Just a troubling is the perception that the GOP ignores minority communities; in 2007, the four major contenders for the Republican presidential nomination declined to attend a forum on issues relevant to the African-American community, and Univision had to cancel a discussion it planned when only McCain agreed to attend.

This incident is to say nothing of the damage to the Republican Party's standing among Hispanics that occurred as a result of the immigration debate that flared in the Summer of 2007; according to a Pew Research Center study, while in July of 2006 Democrats enjoyed only a 21 point party identification advantage among Hispanics, by December of 2007 that had widened out to a 34 point Democratic advantage, alongside a sharp increase in the importance of the immigration issue among Hispanics. In 2004, Bush lost Hispanic voter 44-53, a 9 point margin, yet by 2008, McCain lost Hispanics to Obama by a 36 point margin, garnering 31% of the Hispanic vote compared to the 67% that voted for Obama.

Younger voters are more comfortable with immigration reform than are older voters. In a May 2008 New Models study, age was a significant factor in terms of belief in the statement "Illegal immigration is significantly hurting the country". While a majority of young voters still believe the statement (51%), there is a softening of opinion among young voters compared to the overall (62%) and particularly compared to older voting groups. Furthermore, in a Spring 2008 Harvard Institute of Politics study of 18-24 year olds, when presented with an immigration reform proposal that would give "illegal immigrants now living in the U.S. the right to live here legally if they pay a fine and meet other requirements", 46% of the respondents in the Harvard study supported the proposal while 30% opposed it and 24% neither supported nor opposed. This is not to say younger voters are not concerned about illegal immigration, but rather that they are likely to be more open to reform.

The importance of addressing the needs of minority groups is clear. As a younger and more diverse cohort seeks a party to identify with, the Republican Party must authentically address issues of concern to minority communities. As African-Americans and Hispanics seek opportunities for socioeconomic mobility, efforts such as those to reform education and improve opportunities for small business should be promoted. These policies, such as efforts to improve teacher quality and to reduce needless regulation and taxes on small businesses, would not be a stretch for Republicans to support and speak to the concerns of minority communities.

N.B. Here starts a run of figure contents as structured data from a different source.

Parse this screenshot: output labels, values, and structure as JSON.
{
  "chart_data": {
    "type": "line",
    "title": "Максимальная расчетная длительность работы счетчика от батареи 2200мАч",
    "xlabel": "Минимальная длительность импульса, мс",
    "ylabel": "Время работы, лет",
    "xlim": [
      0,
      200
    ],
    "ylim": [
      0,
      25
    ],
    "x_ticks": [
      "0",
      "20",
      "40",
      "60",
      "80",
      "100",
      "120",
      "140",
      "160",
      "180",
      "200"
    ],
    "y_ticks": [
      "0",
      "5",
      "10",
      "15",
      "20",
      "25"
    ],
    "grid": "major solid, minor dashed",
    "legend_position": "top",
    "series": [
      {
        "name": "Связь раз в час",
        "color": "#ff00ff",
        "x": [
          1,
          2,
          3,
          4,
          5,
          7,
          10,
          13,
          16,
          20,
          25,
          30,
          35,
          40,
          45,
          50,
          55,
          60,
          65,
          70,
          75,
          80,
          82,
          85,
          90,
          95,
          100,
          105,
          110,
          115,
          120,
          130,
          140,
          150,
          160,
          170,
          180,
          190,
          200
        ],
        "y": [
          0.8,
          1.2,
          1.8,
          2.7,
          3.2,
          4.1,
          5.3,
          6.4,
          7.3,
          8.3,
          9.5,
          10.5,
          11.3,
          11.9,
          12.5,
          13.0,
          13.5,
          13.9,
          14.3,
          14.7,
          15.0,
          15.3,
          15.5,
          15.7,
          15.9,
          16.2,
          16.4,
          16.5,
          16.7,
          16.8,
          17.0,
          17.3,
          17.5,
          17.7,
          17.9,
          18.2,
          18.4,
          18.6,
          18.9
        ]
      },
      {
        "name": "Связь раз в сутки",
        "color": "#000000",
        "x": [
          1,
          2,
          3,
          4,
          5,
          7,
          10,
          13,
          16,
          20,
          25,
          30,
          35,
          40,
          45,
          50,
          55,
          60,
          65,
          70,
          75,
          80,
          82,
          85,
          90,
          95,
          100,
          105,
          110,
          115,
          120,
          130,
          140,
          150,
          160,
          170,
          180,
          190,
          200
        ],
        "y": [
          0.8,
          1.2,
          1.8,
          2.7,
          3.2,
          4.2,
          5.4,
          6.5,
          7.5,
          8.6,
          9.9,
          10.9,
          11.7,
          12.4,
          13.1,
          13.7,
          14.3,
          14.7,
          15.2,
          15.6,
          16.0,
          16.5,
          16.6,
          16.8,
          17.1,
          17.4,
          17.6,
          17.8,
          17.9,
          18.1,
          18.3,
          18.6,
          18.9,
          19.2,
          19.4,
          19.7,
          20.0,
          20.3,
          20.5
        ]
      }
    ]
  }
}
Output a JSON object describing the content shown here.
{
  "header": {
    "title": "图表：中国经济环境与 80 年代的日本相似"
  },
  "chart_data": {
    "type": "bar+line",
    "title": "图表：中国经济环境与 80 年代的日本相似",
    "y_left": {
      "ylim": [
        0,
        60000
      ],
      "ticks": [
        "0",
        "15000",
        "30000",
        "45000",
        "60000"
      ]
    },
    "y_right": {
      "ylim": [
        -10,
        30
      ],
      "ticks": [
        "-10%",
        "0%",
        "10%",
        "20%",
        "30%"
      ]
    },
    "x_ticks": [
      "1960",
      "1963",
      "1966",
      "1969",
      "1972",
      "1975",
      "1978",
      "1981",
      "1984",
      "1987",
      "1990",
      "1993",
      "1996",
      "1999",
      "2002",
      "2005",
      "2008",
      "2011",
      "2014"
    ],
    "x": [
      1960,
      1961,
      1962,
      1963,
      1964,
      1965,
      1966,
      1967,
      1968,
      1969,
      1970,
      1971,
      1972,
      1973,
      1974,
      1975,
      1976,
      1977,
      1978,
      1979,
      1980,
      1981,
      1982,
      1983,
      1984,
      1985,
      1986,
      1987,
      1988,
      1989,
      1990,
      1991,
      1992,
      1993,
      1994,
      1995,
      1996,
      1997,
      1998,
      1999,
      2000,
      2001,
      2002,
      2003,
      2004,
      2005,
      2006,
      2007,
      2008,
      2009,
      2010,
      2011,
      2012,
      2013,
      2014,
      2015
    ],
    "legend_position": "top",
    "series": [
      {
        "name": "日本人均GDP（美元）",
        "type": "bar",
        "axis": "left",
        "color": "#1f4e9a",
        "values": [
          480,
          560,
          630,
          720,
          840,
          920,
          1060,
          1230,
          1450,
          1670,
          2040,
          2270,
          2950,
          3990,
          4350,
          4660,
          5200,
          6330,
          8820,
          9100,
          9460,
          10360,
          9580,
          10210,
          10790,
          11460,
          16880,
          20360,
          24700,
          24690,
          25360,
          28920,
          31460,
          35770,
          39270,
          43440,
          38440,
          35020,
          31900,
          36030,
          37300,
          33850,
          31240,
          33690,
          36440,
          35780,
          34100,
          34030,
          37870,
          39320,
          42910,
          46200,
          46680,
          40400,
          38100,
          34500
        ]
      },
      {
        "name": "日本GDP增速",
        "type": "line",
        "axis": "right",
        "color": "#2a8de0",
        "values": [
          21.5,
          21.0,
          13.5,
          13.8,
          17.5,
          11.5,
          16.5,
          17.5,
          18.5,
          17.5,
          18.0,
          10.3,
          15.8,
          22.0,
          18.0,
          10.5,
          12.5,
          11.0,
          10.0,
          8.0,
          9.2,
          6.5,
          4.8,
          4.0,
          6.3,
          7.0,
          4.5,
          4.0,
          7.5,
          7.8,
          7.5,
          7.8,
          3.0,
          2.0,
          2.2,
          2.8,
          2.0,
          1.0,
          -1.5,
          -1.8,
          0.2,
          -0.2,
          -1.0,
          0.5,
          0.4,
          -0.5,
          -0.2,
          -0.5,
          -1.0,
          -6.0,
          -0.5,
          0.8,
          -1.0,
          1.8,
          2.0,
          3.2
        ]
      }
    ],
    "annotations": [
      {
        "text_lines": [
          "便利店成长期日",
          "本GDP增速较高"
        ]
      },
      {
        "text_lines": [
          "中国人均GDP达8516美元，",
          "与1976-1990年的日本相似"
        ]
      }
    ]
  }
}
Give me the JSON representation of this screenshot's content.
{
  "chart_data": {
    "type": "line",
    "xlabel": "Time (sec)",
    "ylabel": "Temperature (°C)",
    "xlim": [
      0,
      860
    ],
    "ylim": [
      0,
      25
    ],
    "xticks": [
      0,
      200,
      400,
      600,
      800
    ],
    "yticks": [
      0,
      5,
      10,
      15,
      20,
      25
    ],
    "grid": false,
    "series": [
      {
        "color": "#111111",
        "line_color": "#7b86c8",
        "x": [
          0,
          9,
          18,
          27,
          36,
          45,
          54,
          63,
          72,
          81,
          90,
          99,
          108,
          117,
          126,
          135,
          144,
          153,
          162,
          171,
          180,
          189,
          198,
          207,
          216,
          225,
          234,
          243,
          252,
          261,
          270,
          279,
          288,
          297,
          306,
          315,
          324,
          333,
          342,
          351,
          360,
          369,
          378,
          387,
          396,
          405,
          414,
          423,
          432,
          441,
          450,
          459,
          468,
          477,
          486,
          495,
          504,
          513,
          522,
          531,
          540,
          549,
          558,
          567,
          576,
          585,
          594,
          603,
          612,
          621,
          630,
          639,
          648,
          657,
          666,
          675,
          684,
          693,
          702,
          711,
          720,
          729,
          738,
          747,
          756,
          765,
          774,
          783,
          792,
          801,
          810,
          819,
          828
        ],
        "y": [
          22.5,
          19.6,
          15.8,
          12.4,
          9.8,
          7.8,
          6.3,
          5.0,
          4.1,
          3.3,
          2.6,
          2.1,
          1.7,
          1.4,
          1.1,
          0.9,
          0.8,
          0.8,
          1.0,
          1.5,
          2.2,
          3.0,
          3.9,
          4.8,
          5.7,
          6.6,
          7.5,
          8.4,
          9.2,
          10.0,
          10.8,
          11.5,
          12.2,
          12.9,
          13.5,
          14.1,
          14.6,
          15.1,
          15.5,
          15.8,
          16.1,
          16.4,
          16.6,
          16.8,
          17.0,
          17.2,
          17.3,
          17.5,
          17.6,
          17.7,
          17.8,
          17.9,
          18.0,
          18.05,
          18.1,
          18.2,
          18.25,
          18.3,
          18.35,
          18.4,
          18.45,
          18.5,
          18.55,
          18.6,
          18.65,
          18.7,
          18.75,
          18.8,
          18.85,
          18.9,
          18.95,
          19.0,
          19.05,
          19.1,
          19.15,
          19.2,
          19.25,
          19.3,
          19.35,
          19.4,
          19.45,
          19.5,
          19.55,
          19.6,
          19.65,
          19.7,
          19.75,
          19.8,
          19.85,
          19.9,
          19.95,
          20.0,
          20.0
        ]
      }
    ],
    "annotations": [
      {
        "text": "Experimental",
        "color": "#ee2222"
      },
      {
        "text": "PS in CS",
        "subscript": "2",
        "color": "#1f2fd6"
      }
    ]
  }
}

Moving forward, in order to remain a party that is acceptable for young voters, the Republican Party must shed its image as the party of "old white guys". This includes a change in tone and messaging from those who are the face of the party (in an official or unofficial capacity) as well as an emphasis on policies that have proven, positive outcomes for minority communities. America is quickly becoming an increasingly diverse nation, and the Republican Party must evolve its message and agenda to address these changes in order to have relevance with young voters.